Et hier, que regrettait Olivier Le Bras, ancien délégué syndical FO chez GAD licencié l’été dernier dans le Télégramme de Brest ? "Il aurait dit que pour une minorité d'ex-salariés de Gad, l'illettrisme constitue un frein, je n'aurai rien eu à redire". Il juge les propos du ministre "plus maladroits qu'autre chose".

Les opposants politiques au nouveau ministre connaissent très bien la situation. Il y a 1 an, lors de sa convention Education, l’UMP nous rappellait ces chiffres du conseil économique et social affirmant que 40% des élèves sortent du CM2 sans savoir ni lire ni écrire correctement mais hier la déléguée au projet Valérie Debord qui avait coordonné cette convention dénonçait "une gauche d'en haut méprisante et blessante".
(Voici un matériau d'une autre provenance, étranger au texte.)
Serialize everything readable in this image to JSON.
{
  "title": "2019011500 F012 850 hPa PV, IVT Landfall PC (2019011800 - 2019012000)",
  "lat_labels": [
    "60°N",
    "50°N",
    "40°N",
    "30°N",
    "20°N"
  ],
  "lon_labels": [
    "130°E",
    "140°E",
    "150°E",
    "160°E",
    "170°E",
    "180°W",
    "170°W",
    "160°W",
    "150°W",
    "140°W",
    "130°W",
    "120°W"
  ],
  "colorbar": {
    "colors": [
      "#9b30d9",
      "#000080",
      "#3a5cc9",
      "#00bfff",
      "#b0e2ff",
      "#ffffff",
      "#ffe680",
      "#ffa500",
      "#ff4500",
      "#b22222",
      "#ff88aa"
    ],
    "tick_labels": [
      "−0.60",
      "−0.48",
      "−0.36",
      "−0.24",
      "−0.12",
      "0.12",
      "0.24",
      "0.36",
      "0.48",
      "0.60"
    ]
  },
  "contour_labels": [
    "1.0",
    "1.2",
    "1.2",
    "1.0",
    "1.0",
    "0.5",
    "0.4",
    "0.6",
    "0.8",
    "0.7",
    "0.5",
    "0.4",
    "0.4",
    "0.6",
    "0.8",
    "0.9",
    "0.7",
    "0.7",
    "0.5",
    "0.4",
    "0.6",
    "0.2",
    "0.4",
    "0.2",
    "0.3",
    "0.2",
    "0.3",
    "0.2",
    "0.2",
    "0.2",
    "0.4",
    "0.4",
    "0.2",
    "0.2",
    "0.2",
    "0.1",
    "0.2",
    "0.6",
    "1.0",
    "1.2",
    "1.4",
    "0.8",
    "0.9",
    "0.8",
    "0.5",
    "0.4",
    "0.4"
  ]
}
Les politiques professionnels ont su récupérer efficacement les propos du nouveau ministre pour en faire une nouvelle affaire Macron poussant ce dernier à s’excuser devant l’Assemblée Nationale. Il n’a pas seulement fait part de ses « regrets » comme le font trop souvent les politiques, il a présenté « ses plus plates excuses ». Ceux qui ont très bien compris ce qu'il voulait dire mais qui ont fait semblant d'entendre autre chose feraient bien d'en faire autant.